Generating traffic for network testing
Archive - Originally posted on "The Horse's Mouth" - 2007-07-29 14:43:38 - Graham Ellis"Why do you have a random number generator in a scientific language" ask some newcomers to the world of programming ... "shouldn't programming be an exact science?". Well yes, and no. It turns out that a random number generator is exceedingly useful in some instances. Here's a real, live example from last week.
In order to test a computer network under load, packets of [[noise]] must be sent between two devices up to the capacity of the line. Rather than have all of the packets of the same size, which would be unnatural, the packets have to be a mixture of small ones (80% of the data must be in small packets), medium size ones (5% of the data) and large ones (the final 15% of the data).

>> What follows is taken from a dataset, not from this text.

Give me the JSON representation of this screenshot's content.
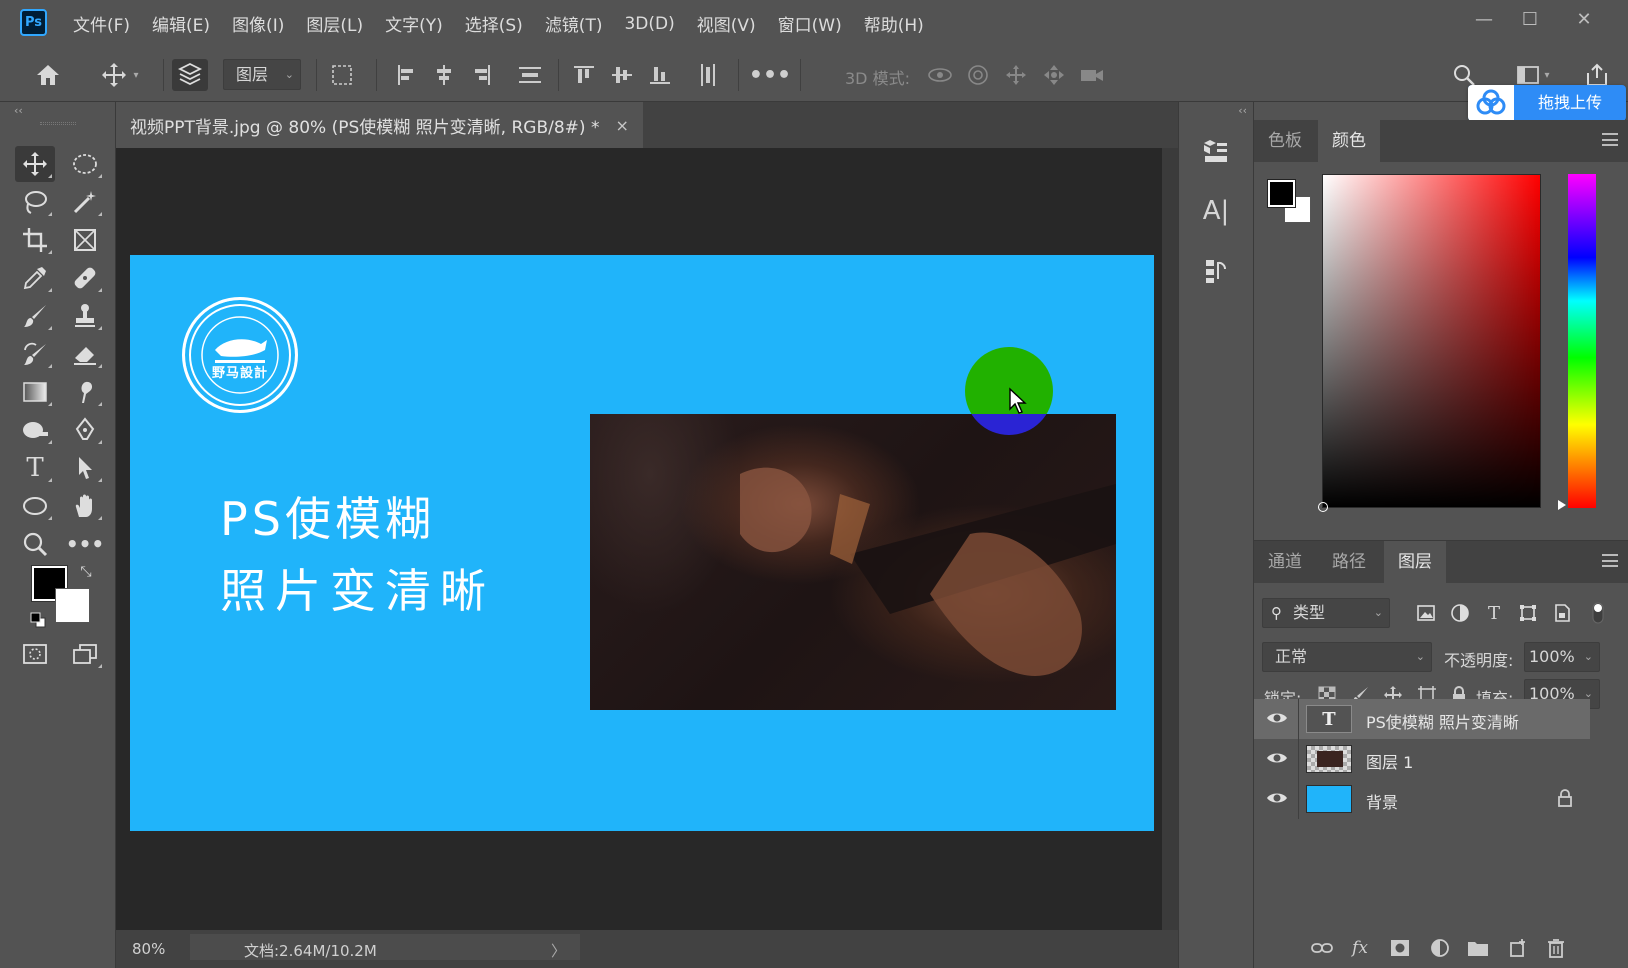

The first - obvious - way to generate the data is 80 small packets, 5 medium ones and 15 big ones. That's wrong - you need to adjust the proportions, increasing the number of small packets and decreasing the number of big ones, since it's the amount of data, not the number of packets that we're looking at. But then even that's going to give a distorted set of traffic with a large batch of small packets followed by a number of medium ones and a number of larger ones. The overall distribution will be correct, but the test results will be broken due to the false patterns in the noise data.
The next approach is, indeed, to bring in random numbers. You start by working out the proportion of PACKETS of each size that are needed to generate the appropriate amounts of DATA. You then take a series of random numbers between 0 and 1 (decimal numbers!) and you compare each random number to the series of proportions - perhaps up to 0.94, you'll send out a small packet, from 0.94 to 0.97 it will be a medium packet, and above that a large packet.

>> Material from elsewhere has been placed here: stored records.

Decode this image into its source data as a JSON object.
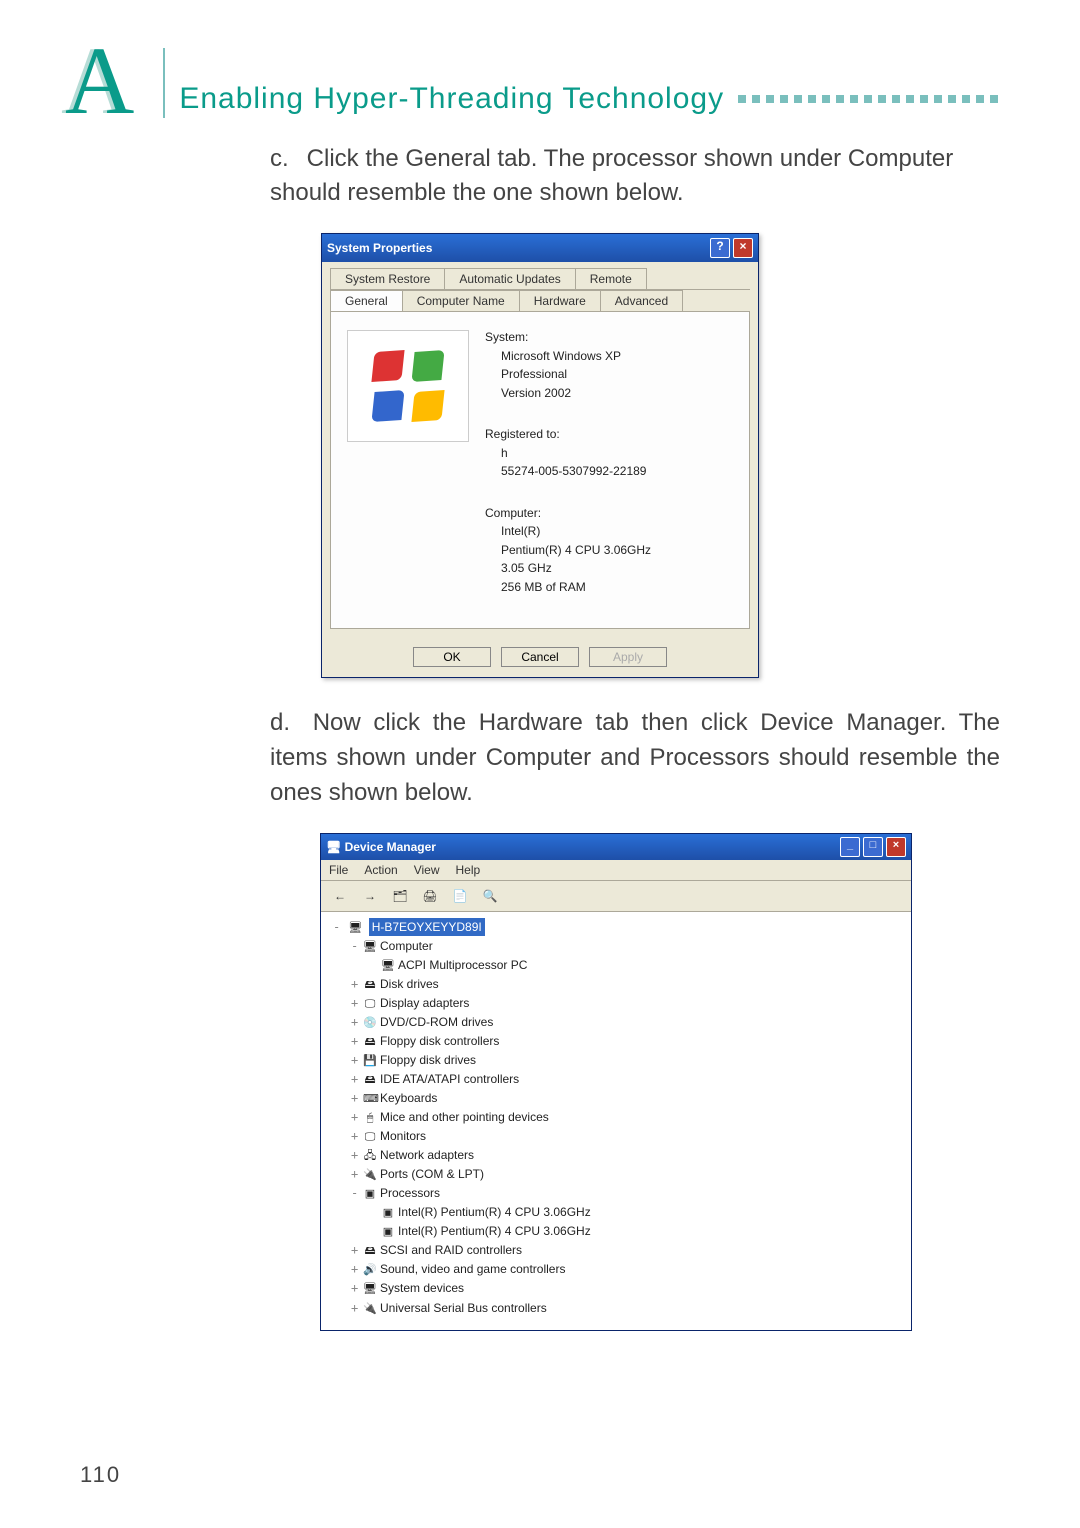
{
  "header": {
    "letter": "A",
    "title": "Enabling  Hyper-Threading  Technology"
  },
  "para_c": {
    "label": "c.",
    "text": "Click the General tab. The processor shown under Computer should resemble the one shown below."
  },
  "sysprops": {
    "title": "System Properties",
    "tabs_row1": [
      "System Restore",
      "Automatic Updates",
      "Remote"
    ],
    "tabs_row2": [
      "General",
      "Computer Name",
      "Hardware",
      "Advanced"
    ],
    "selected_tab": "General",
    "system_heading": "System:",
    "system_lines": [
      "Microsoft Windows XP",
      "Professional",
      "Version 2002"
    ],
    "registered_heading": "Registered to:",
    "registered_lines": [
      "h",
      "",
      "55274-005-5307992-22189"
    ],
    "computer_heading": "Computer:",
    "computer_lines": [
      "Intel(R)",
      "Pentium(R) 4 CPU 3.06GHz",
      "3.05 GHz",
      "256 MB of RAM"
    ],
    "buttons": {
      "ok": "OK",
      "cancel": "Cancel",
      "apply": "Apply"
    }
  },
  "para_d": {
    "label": "d.",
    "text": "Now click the Hardware tab then click Device Manager. The items shown under Computer and Processors should resemble the ones shown below."
  },
  "devmgr": {
    "title": "Device Manager",
    "menus": [
      "File",
      "Action",
      "View",
      "Help"
    ],
    "root": "H-B7EOYXEYYD89I",
    "items": [
      {
        "ind": 1,
        "exp": "-",
        "icon": "🖥",
        "label": "Computer"
      },
      {
        "ind": 2,
        "exp": " ",
        "icon": "🖥",
        "label": "ACPI Multiprocessor PC"
      },
      {
        "ind": 1,
        "exp": "+",
        "icon": "🖴",
        "label": "Disk drives"
      },
      {
        "ind": 1,
        "exp": "+",
        "icon": "🖵",
        "label": "Display adapters"
      },
      {
        "ind": 1,
        "exp": "+",
        "icon": "💿",
        "label": "DVD/CD-ROM drives"
      },
      {
        "ind": 1,
        "exp": "+",
        "icon": "🖴",
        "label": "Floppy disk controllers"
      },
      {
        "ind": 1,
        "exp": "+",
        "icon": "💾",
        "label": "Floppy disk drives"
      },
      {
        "ind": 1,
        "exp": "+",
        "icon": "🖴",
        "label": "IDE ATA/ATAPI controllers"
      },
      {
        "ind": 1,
        "exp": "+",
        "icon": "⌨",
        "label": "Keyboards"
      },
      {
        "ind": 1,
        "exp": "+",
        "icon": "🖱",
        "label": "Mice and other pointing devices"
      },
      {
        "ind": 1,
        "exp": "+",
        "icon": "🖵",
        "label": "Monitors"
      },
      {
        "ind": 1,
        "exp": "+",
        "icon": "🖧",
        "label": "Network adapters"
      },
      {
        "ind": 1,
        "exp": "+",
        "icon": "🔌",
        "label": "Ports (COM & LPT)"
      },
      {
        "ind": 1,
        "exp": "-",
        "icon": "▣",
        "label": "Processors"
      },
      {
        "ind": 2,
        "exp": " ",
        "icon": "▣",
        "label": "Intel(R) Pentium(R) 4 CPU 3.06GHz"
      },
      {
        "ind": 2,
        "exp": " ",
        "icon": "▣",
        "label": "Intel(R) Pentium(R) 4 CPU 3.06GHz"
      },
      {
        "ind": 1,
        "exp": "+",
        "icon": "🖴",
        "label": "SCSI and RAID controllers"
      },
      {
        "ind": 1,
        "exp": "+",
        "icon": "🔊",
        "label": "Sound, video and game controllers"
      },
      {
        "ind": 1,
        "exp": "+",
        "icon": "🖥",
        "label": "System devices"
      },
      {
        "ind": 1,
        "exp": "+",
        "icon": "🔌",
        "label": "Universal Serial Bus controllers"
      }
    ]
  },
  "page_number": "110"
}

That's better - MUCH better. And indeed I wrote a Tcl proc to illustrate the algorithm during last week's course. Source code.
One of the problems with a program such as this is that it will never produce the same results twice - in one way, that's good as the traffic it represents is inherently different each time anyway, but on the other hand it means that any oddity you see as it is run won't be reproducable. So we can "seed" the random number generator - i.e. give it a know starting point / record the starting point so that we can, if we must, re-run a particular test case. And, yes, this technically means that it isn't random at all but rather pseudorandom.
Here's the result of me running my test code:
Dorothy:~/tcl grahamellis$ tclsh pk4.tcl
1185718234
80 3 15
79 5 15
29 10 59
62 9 7 1 5 12
Dorothy:~/tcl grahamellis$
Firstly, I reported the seed. Then the percentage of traffic in my test pattern of each of the 3 sizes (first three tests) and each of the six sizes (final test). Looks good - I have chosen NOT to output the full test sequence on my blog as it would make it rather long and extremely boring.
Where from here?
In practise, even a straight random distribution isn't perfect. Typically you'll have a long series of small packets after each big packet as the small packets are supposed to take line priority, and a number of them are likely to get queued while a medium or log packet is sent.
The you;ll be looking at traffic models where the bandwidth is less that 100% used, and you'll need to put random timing gaps in. Excecpt they won't be random, because once again after a long packet there's likely to be a backlog of smaller ones queue and - just like you find when you're waiting in line to check in at the airport - it can take a few minutes of flurried activity to clear the backlog once the check in agent has spend some considerable time sorting out the gentleman who brought along his wife's passort by mistake, or the lady who wants to travel on today's flight even though she failed to turn up with her unchangable ticket that had her booked for last Friday.